Islam penetrates Christian Nubia
Over time, however, Islam spread southwards through Nubia. For hundreds of years this was mostly brought by Muslim traders and others such as gold miners and craftworkers in precious stones. Islamic communities began to take root in Christian Nubia, and over time gradually grew in size and influence.
In the twelfth and thirteenth centuries, it seems that peaceful co-existence between the Muslim rulers of Egypt and the Christian rulers of Nubia began to break down. This development may well have been connected to the hostilities between medieval Christendom and the world of Islam engendered by the Crusades. These began in the late eleventh century, and took the form of a series of major military expeditions, embarked on by the Christian princes of Europe, to take Jerusalem and other parts of Palestine from Islamic rule.

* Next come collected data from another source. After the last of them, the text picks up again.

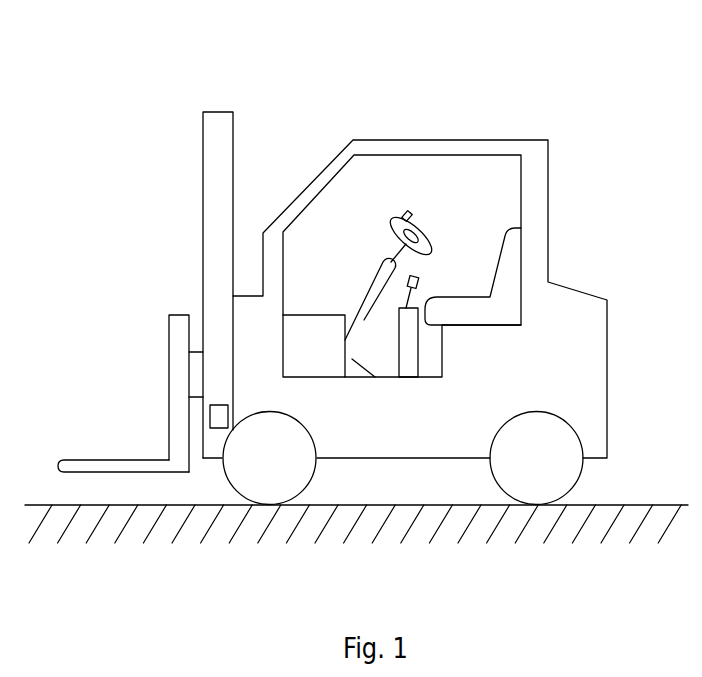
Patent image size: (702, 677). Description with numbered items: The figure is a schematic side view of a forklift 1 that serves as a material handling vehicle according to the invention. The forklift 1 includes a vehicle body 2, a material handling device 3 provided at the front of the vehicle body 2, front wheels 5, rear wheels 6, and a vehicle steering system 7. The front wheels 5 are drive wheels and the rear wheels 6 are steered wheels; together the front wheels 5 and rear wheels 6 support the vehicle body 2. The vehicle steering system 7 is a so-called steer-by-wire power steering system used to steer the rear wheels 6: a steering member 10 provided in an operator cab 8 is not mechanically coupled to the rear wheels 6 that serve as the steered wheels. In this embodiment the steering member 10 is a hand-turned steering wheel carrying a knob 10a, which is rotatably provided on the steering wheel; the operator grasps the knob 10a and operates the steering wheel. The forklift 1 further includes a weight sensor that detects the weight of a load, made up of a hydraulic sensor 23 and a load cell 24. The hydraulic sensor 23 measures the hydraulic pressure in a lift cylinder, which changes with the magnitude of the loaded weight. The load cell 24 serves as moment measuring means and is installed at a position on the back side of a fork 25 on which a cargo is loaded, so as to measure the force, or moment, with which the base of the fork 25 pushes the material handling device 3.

The forklift 1 is at (592, 227).
The vehicle body 2 is at (537, 265).
The material handling device 3 is at (194, 198).
The front wheels 5 is at (302, 471).
The rear wheels 6 is at (568, 472).
The vehicle steering system 7 is at (375, 308).
The operator cab 8 is at (488, 185).
The steering member 10 is at (417, 222).
The knob 10a is at (405, 213).
The hydraulic sensor 23 is at (210, 416).
The load cell 24 is at (196, 374).
The fork 25 is at (102, 460).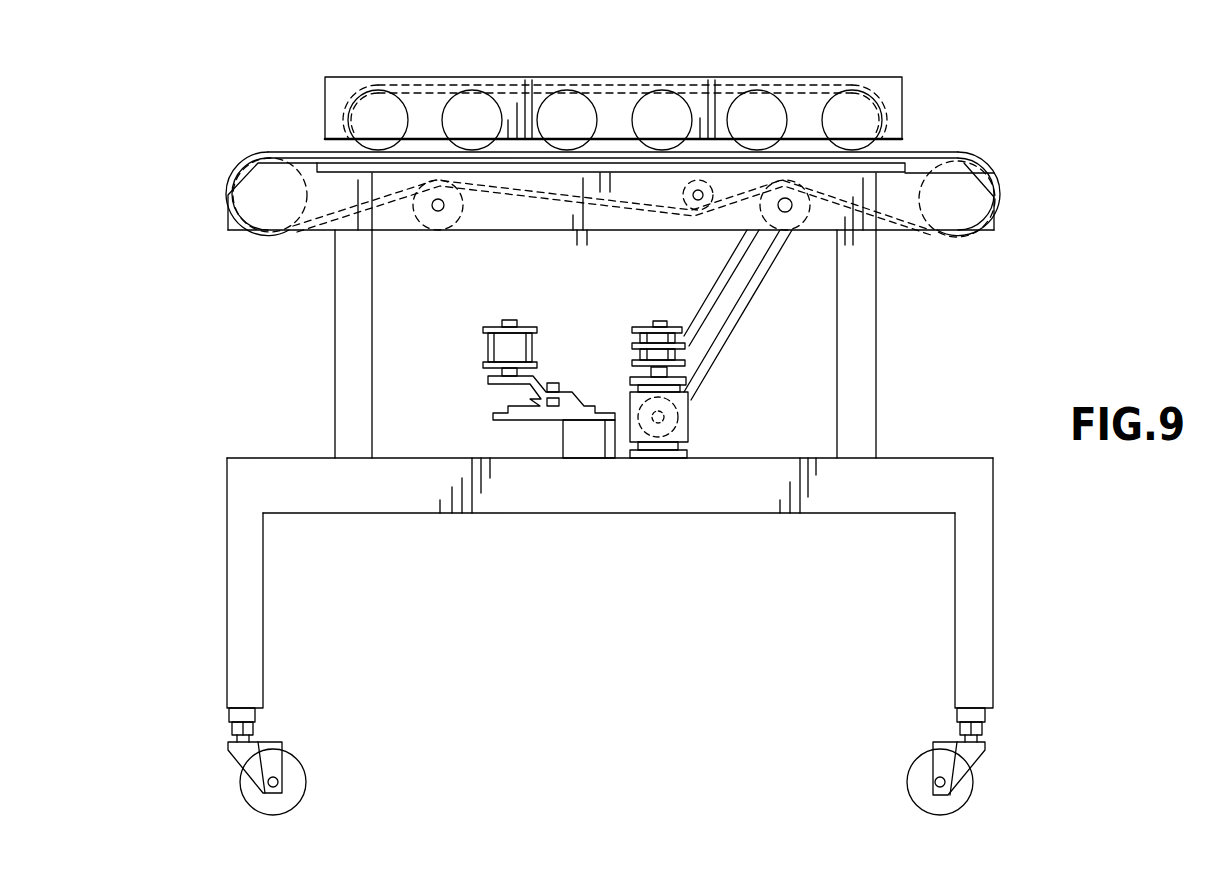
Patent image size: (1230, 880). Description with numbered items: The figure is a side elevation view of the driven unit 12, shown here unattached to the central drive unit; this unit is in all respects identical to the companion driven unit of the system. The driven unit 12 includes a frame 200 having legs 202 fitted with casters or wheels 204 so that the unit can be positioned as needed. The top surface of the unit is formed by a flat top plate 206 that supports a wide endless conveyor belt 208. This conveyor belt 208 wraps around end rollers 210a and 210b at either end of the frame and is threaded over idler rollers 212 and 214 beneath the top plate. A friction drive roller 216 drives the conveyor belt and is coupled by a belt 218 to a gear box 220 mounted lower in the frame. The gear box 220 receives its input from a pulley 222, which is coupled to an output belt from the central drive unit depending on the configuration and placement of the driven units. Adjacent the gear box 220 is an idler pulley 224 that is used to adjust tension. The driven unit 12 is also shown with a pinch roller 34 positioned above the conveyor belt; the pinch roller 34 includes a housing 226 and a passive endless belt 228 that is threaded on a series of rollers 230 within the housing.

The driven unit 12 is at (1135, 288).
The pinch roller 34 is at (890, 87).
The frame 200 is at (876, 363).
The legs 202 is at (263, 584).
The casters or wheels 204 is at (300, 795).
The flat top plate 206 is at (898, 166).
The conveyor belt 208 is at (980, 175).
The end roller 210a is at (994, 218).
The end roller 210b is at (228, 215).
The idler roller 212 is at (458, 224).
The idler roller 214 is at (686, 208).
The friction drive roller 216 is at (803, 225).
The belt 218 is at (748, 310).
The gear box 220 is at (688, 425).
The pulley 222 is at (660, 320).
The idler pulley 224 is at (483, 335).
The housing 226 is at (632, 93).
The passive endless belt 228 is at (423, 86).
The rollers 230 is at (583, 100).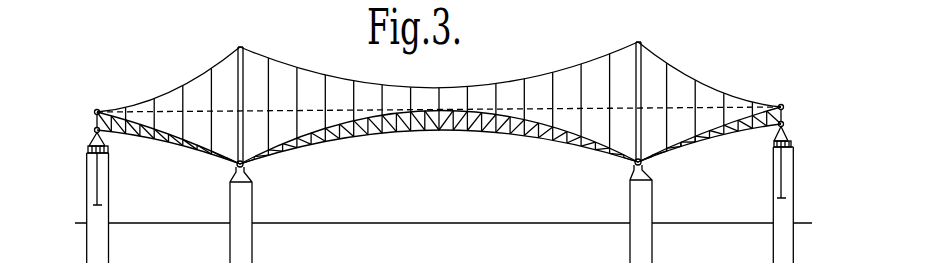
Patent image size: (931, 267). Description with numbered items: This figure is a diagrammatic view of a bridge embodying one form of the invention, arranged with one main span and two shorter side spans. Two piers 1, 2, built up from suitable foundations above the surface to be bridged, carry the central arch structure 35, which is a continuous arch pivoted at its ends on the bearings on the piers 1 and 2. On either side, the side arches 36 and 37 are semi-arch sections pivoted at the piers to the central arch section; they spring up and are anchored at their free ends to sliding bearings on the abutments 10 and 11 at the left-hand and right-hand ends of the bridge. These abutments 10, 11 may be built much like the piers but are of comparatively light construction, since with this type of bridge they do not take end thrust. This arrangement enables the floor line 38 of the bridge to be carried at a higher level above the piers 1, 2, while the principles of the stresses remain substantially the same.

The pier 1 is at (247, 207).
The pier 2 is at (642, 207).
The abutment 10 is at (87, 203).
The abutment 11 is at (792, 205).
The central arch structure 35 is at (420, 130).
The side arch 36 is at (146, 137).
The side arch 37 is at (732, 133).
The floor line 38 is at (681, 131).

Thus threatened, it would have been unsurprising if the Arabs – and the Egyptians in particular, viewed the Nubian Christians as a now-dangerous enemy. Whatever the cause, hostilities between Egypt and Makuria arose in the twelfth century.
The End of Christian Nubia
In this context, internal Egyptian politics played a hand. The rulers of Egypt had for long had a problem with unruly nomadic Arab tribes, who from time to time posed a grave threat to their country’s stability. One solution was to drive them out into neighboring lands. This policy had already been tried in the eleventh century when the Fatimid regime in Egypt had pushed Arab tribesmen westward, into present-day Libya, Tunisia and Algeria (all Muslim states). This had solved the Fatimid’s problem but had led to disaster for the states of western North Africa.
Turbulent Muslim Nomads
Now the Egyptian rulers did the same thing by ejecting rebellious Arab tribes into Christian Nubia. These turbulent nomads wrecked the stability of, first Makuria, and then Alodia. Nubian society fell into increasing anarchy. This made it easy for a Muslim leader to seize the throne of Makuria in c. 1317, and begin imposing Islam on the Christian population there.
The cathedral in Old Dongola was immediately converted into a mosque, but the Islamization of the population too much longer. The scanty records from fourteenth and fifteenth century Nubia indicate that Christians were from time to time successful in seizing power from Muslim rulers, and a rump Christian state endured in Lower Nubia until the late fifteenth century.
In the sixteenth century Upper Nubia was conquered by the Ottoman empire.
The Arab nomad tribes moved ever south and west, leaving a trail of destruction in their wake. During the fourteenth and fifteenth centuries they took over Lower Nubia., destroying the Christian kingdom of Alodia.
The Funj sultanate
This paved the way for a non-Arab group, a people called the Funj, to occupy Lower Nubia (c,. 1504). These were cattle pastoralists who had originated in the grasslands between the upper Nile and the Ethiopian highlands. Originally pagan, on taking over Lower Nubia they seem immediately to have converted to Islam, and established a Muslim state called the Funj sultanate.
During the 16th century the Funj expanded their power northward, until it established a border with the Ottoman empire; and southward, into the region of the Blue Nile. There they established a capital at Sennar, south of modern Khartoum.
The Funj sultanate would last until the nineteenth century, when the modern world of European imperialism overtook it.